Un paso detrás de mí. Uno solo, deliberadamente lento, medido, seguro. No tiene prisa, y eso resulta más inquietante que si hubiera corrido hacia mí. Quien se apresura teme perder el control. Quien camina despacio en plena noche hacia una ladrona en su propio despacho nunca ha perdido ese control.

Me doy la vuelta lentamente —y cometo el error que ya no podré deshacer—: lo miro a los ojos.

Oscuros y demasiado serenos, como si no fuera yo quien acaba de irrumpir en su casa en mitad de la noche, sino él quien hubiera entrado en su propio salón y encontrado un libro olvidado sobre la mesa. En su mirada no hay ira ni sorpresa, solo una curiosidad fría y calculada, la de quien está acostumbrado a valorar las cosas antes de decidir su destino. Las velas de la chimenea proyectan sombras movedizas sobre su rostro, acentuando sus rasgos: pómulos marcados, la línea de la mandíbula, el trazo oscuro de las cejas. Parece esculpido con la misma oscuridad que llena la habitación, y solo sus ojos están vivos —peligrosamente, hambrientamente vivos.

La camisa le está desabrochada hasta el tercer botón —sin corbata ni chaleco—, solo el lienzo blanco sobre la piel bronceada, y distingo el triángulo de piel descubierta donde late su pulso, lento y regular, como si él no formara parte de esta escena, sino que se limitara a observarla.

No dormía —o no pensaba hacerlo—. En la mesita junto al sillón distingo un vaso con líquido ambarino y un libro abierto boca abajo. El sillón está orientado hacia la puerta del despacho —no hacia la chimenea ni hacia la ventana, sino exactamente hacia la puerta—, y esa sola circunstancia me hiela más que el miedo: llevaba allí sentado esperándome, mirando la puerta por la que yo debía entrar.

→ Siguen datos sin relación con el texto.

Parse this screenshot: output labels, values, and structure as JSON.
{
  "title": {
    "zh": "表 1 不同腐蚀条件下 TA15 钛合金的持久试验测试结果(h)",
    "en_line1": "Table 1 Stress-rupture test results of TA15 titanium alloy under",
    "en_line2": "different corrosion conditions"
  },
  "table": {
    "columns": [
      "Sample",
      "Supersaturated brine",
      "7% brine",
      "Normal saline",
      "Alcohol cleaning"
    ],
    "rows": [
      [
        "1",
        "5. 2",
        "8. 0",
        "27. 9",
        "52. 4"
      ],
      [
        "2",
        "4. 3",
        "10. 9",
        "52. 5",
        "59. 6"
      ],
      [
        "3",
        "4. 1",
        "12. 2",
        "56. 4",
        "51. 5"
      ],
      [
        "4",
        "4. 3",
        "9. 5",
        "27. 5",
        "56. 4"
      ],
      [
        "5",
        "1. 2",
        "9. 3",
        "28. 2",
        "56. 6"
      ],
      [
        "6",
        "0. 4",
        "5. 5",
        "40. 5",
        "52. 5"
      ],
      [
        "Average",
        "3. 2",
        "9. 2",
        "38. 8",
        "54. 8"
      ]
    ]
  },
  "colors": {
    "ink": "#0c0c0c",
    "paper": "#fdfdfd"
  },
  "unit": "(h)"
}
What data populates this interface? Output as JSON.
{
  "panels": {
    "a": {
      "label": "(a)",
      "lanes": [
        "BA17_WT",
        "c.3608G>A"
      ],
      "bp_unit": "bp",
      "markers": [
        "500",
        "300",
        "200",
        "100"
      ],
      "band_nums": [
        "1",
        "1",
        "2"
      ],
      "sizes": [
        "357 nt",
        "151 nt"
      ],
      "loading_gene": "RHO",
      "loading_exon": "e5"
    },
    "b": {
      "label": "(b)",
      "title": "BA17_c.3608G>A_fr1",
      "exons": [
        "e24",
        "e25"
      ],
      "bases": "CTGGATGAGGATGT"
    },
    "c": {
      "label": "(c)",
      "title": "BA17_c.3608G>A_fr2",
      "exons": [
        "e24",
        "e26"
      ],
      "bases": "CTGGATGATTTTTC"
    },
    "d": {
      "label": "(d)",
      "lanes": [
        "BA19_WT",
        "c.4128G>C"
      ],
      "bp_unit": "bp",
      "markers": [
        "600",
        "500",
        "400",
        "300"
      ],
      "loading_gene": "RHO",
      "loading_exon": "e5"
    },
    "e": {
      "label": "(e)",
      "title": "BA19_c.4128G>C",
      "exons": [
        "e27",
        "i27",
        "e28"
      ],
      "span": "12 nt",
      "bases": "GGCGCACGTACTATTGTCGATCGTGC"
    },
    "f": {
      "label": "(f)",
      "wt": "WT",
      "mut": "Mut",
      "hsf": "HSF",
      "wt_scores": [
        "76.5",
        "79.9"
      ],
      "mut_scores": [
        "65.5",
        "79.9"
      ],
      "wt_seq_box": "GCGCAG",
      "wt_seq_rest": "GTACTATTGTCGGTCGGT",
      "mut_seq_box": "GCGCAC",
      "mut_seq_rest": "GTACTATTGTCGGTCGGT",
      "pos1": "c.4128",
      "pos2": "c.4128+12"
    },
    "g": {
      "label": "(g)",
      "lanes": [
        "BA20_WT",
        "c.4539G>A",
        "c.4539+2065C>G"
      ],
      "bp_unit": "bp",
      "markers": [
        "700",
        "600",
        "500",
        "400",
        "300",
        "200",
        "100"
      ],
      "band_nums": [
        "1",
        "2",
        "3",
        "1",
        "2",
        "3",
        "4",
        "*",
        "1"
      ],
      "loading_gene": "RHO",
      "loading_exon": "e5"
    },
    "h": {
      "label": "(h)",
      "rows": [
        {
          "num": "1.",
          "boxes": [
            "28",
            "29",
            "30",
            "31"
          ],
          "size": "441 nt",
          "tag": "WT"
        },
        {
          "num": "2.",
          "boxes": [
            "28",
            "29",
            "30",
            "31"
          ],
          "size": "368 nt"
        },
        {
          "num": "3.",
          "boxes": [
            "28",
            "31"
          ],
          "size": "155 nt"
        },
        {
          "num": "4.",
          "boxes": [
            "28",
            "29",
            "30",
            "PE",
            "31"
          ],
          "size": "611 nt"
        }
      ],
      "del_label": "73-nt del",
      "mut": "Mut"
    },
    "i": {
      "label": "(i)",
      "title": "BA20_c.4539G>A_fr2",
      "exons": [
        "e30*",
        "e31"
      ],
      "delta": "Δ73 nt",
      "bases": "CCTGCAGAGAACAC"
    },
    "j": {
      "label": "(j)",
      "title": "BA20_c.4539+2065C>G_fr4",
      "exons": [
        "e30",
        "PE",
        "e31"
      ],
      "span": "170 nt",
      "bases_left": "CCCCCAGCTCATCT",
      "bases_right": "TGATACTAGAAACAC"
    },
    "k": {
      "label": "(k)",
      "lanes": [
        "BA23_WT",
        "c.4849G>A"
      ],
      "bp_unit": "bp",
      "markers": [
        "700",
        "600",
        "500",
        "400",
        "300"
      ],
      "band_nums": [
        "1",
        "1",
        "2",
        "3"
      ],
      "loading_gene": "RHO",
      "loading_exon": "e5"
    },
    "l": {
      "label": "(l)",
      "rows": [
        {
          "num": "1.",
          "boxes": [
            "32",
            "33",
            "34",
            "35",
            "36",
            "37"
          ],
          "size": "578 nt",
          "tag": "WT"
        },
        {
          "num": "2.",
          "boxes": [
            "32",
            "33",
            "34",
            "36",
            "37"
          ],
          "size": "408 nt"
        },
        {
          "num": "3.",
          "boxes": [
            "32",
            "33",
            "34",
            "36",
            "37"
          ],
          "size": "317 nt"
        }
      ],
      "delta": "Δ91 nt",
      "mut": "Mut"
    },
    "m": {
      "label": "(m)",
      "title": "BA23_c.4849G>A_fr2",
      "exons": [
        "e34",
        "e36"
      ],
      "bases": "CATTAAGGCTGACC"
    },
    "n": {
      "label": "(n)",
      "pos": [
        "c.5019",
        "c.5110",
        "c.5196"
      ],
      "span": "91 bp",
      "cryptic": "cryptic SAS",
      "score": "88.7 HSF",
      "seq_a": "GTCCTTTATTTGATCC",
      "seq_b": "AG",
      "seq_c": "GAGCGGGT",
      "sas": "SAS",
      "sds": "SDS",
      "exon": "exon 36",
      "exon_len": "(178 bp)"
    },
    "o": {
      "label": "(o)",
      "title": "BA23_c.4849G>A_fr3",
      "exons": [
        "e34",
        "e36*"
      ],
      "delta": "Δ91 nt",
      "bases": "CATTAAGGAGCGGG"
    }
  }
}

—Explíquese —dice en voz baja, y esas palabras no suenan a permiso, sino a un anzuelo del que acabo de picar.

Trago saliva, pero la garganta está reseca y las palabras no se ordenan en ninguna frase coherente. Él espera, y en su paciencia hay algo indecente: disfruta de mi desconcierto con la misma franqueza con que otros hombres disfrutan del vino o de la caza.

Su mirada desciende hacia los papeles que sostengo —lenta, deliberada, como si estuviera desvistiendo mis intenciones capa a capa—. Se detiene en la mancha húmeda de sudor donde mis dedos han arrugado la esquina del documento.

—El contrato de Dawson —dice con indolencia, ni siquiera como pregunta. Sabe exactamente lo que tengo en las manos. Lo sabe de memoria—. Interesante. Pensé que vendría a por él antes.

Me invade un frío que no es miedo, sino comprensión. El sillón frente a la puerta, la camisa desabrochada en lugar del atuendo de noche, el libro y el whisky como accesorios de la espera… No solo sabía que yo vendría. Se había preparado para esta noche como quien prepara una partida de ajedrez: colocó las piezas y esperó a que yo diera el primer movimiento. ¿Acaso mi fiel y dulce Martina, que trabaja aquí de doncella y me ayudó a entrar, me ha delatado?